R.- Tutte le persone che conoscevano Nadia e tutte le persone che girano intorno alle nostre opere, sono sconcertate da quello che gli è successo e non riescono come noi a farsene una ragione. Non si trovano spiegazioni, ne colpevoli, ma tutti resta nel cuore la vita di Nadia, e questa è la cosa più importante. E’ stata per tutti noi una consolazione dolcissima l’ultimo saluto a Nadia dei tuoi bambini degli asili e dei loro genitori.
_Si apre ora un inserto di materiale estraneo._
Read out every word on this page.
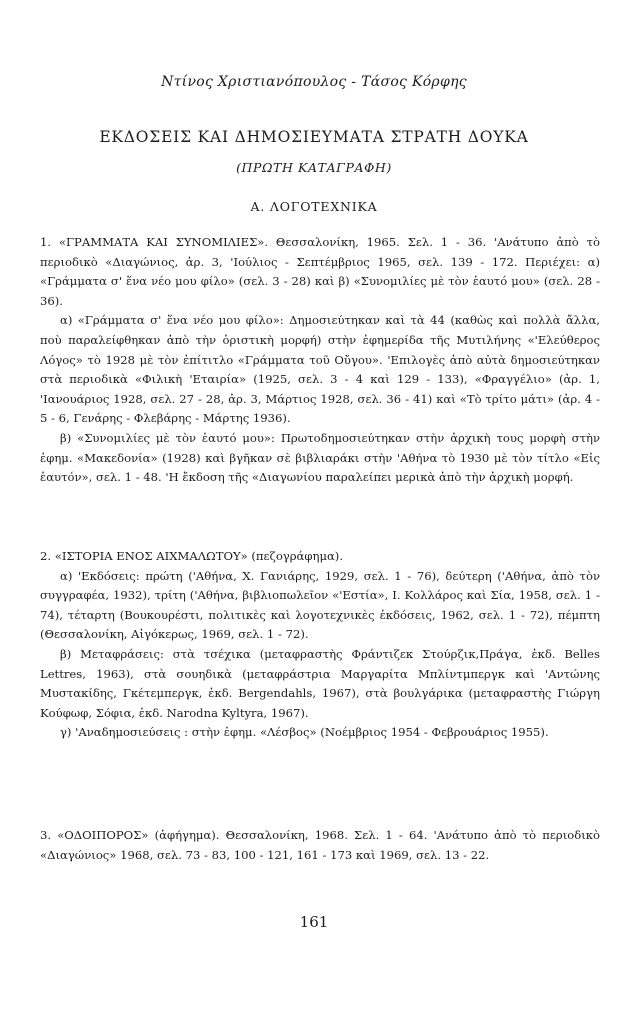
Ντίνος Χριστιανόπουλος - Τάσος Κόρφης
ΕΚΔΟΣΕΙΣ ΚΑΙ ΔΗΜΟΣΙΕΥΜΑΤΑ ΣΤΡΑΤΗ ΔΟΥΚΑ
(ΠΡΩΤΗ ΚΑΤΑΓΡΑΦΗ)
Α. ΛΟΓΟΤΕΧΝΙΚΑ

1. «ΓΡΑΜΜΑΤΑ ΚΑΙ ΣΥΝΟΜΙΛΙΕΣ». Θεσσαλονίκη, 1965. Σελ. 1 - 36. 'Ανάτυπο ἀπὸ τὸ περιοδικὸ «Διαγώνιος, ἀρ. 3, 'Ιούλιος - Σεπτέμβριος 1965, σελ. 139 - 172. Περιέχει: α) «Γράμματα σ' ἕνα νέο μου φίλο» (σελ. 3 - 28) καὶ β) «Συνομιλίες μὲ τὸν ἑαυτό μου» (σελ. 28 - 36).

α) «Γράμματα σ' ἕνα νέο μου φίλο»: Δημοσιεύτηκαν καὶ τὰ 44 (καθὼς καὶ πολλὰ ἄλλα, ποὺ παραλείφθηκαν ἀπὸ τὴν ὁριστικὴ μορφή) στὴν ἐφημερίδα τῆς Μυτιλήνης «'Ελεύθερος Λόγος» τὸ 1928 μὲ τὸν ἐπίτιτλο «Γράμματα τοῦ Οὔγου». 'Επιλογὲς ἀπὸ αὐτὰ δημοσιεύτηκαν στὰ περιοδικὰ «Φιλικὴ 'Εταιρία» (1925, σελ. 3 - 4 καὶ 129 - 133), «Φραγγέλιο» (ἀρ. 1, 'Ιανουάριος 1928, σελ. 27 - 28, ἀρ. 3, Μάρτιος 1928, σελ. 36 - 41) καὶ «Τὸ τρίτο μάτι» (ἀρ. 4 - 5 - 6, Γενάρης - Φλεβάρης - Μάρτης 1936).

β) «Συνομιλίες μὲ τὸν ἑαυτό μου»: Πρωτοδημοσιεύτηκαν στὴν ἀρχικὴ τους μορφὴ στὴν ἐφημ. «Μακεδονία» (1928) καὶ βγῆκαν σὲ βιβλιαράκι στὴν 'Αθήνα τὸ 1930 μὲ τὸν τίτλο «Εἰς ἑαυτόν», σελ. 1 - 48. 'Η ἔκδοση τῆς «Διαγωνίου παραλείπει μερικὰ ἀπὸ τὴν ἀρχικὴ μορφή.

2. «ΙΣΤΟΡΙΑ ΕΝΟΣ ΑΙΧΜΑΛΩΤΟΥ» (πεζογράφημα).

α) 'Εκδόσεις: πρώτη ('Αθήνα, Χ. Γανιάρης, 1929, σελ. 1 - 76), δεύτερη ('Αθήνα, ἀπὸ τὸν συγγραφέα, 1932), τρίτη ('Αθήνα, βιβλιοπωλεῖον «'Εστία», Ι. Κολλάρος καὶ Σία, 1958, σελ. 1 - 74), τέταρτη (Βουκουρέστι, πολιτικὲς καὶ λογοτεχνικὲς ἐκδόσεις, 1962, σελ. 1 - 72), πέμπτη (Θεσσαλονίκη, Αἰγόκερως, 1969, σελ. 1 - 72).

β) Μεταφράσεις: στὰ τσέχικα (μεταφραστὴς Φράντιζεκ Στούρζικ,Πράγα, ἐκδ. Belles Lettres, 1963), στὰ σουηδικὰ (μεταφράστρια Μαργαρίτα Μπλίντμπεργκ καὶ 'Αντώνης Μυστακίδης, Γκέτεμπεργκ, ἐκδ. Bergendahls, 1967), στὰ βουλγάρικα (μεταφραστὴς Γιώργη Κούφωφ, Σόφια, ἐκδ. Narodna Kyltyra, 1967).

γ) 'Αναδημοσιεύσεις : στὴν ἐφημ. «Λέσβος» (Νοέμβριος 1954 - Φεβρουάριος 1955).

3. «ΟΔΟΙΠΟΡΟΣ» (ἀφήγημα). Θεσσαλονίκη, 1968. Σελ. 1 - 64. 'Ανάτυπο ἀπὸ τὸ περιοδικὸ «Διαγώνιος» 1968, σελ. 73 - 83, 100 - 121, 161 - 173 καὶ 1969, σελ. 13 - 22.

161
Quante mamme abbracciandomi in lacrime mi hanno raccontato tutto il bene ricevuto da Nadia, le loro piccole storie con lei, la loro grande nostalgia. Tutti si sentono orfani ed hanno bisogno di ritrovare in noi questo stessa amore che Nadia gli ha regalato. Sempre più sento che è importante la vita di Nadia e non la sua morte assurda e violenta. La vita illumina, dà speranza e gioia che neanche un’atrocità così grande come la sua morte può distruggere.

Sempre al funerale, lei ha chiesto a Nadia di aiutarvi a vivere come lei “tutto per il Signore”. Quindi, anche se si diceva ancora in ricerca, la fede di Nadia era comunque forte?
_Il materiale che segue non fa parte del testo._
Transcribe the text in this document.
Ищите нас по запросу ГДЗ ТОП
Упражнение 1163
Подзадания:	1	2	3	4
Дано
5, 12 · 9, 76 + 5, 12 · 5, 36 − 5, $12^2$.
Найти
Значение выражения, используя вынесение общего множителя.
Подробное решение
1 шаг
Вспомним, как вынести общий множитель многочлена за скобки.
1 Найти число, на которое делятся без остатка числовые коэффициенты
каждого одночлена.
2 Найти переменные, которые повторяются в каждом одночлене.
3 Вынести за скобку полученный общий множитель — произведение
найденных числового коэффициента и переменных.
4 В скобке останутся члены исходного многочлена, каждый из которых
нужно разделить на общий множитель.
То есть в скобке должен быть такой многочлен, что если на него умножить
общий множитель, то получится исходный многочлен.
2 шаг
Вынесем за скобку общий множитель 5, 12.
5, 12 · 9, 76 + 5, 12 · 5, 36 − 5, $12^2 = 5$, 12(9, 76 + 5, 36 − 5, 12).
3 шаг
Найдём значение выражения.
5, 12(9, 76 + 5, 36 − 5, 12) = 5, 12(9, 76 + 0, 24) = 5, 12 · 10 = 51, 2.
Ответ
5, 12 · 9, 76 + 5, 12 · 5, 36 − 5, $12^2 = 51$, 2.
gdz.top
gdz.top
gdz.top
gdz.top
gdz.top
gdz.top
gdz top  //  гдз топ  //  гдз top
R.- Con questa domanda mi chiede di entrare nel cuore dell’anima di Nadia e ho paura di non riuscire a descrivere bene ciò che viveva e soffriva. In Nadia c’era una ricerca fortissima di Dio, che non nasceva però da una fede forte e sicura, ma da un’oscurità profonda che la avvolgeva. Questa notte della fede che l’accompagnava già da vari anni, non toglieva ma anzi accendeva in lei, in maniera ancora più forte, un desiderio profondissimo di Dio. Tutta la sua vita regalata era guidata dalla commozione verso i poveri ma anche da questo bisogno di incontrare un Signore che si nascondeva i suoi occhi e che la sua testa razionale distruggeva. Questo credo che sia il messaggio più bello che Nadia lascia a noi, e a tutti i ragazzi di questo mondo, tante volte lontani dalla fede e dalla chiesa: è possibile giocare tutta la vita per il Signore anche senza incontrarlo, cercandolo proprio negli ultimi, nell’amore per chi non ha nulla, nel desiderio infinito di regalare tutto di sé per trovare il Signore. Lei ha giocato tutta la vita così, lei è arrivata la metà. Ora tocca a noi tutti raccogliere questa ricerca e giocare anche noi tutta la vita per gli altri.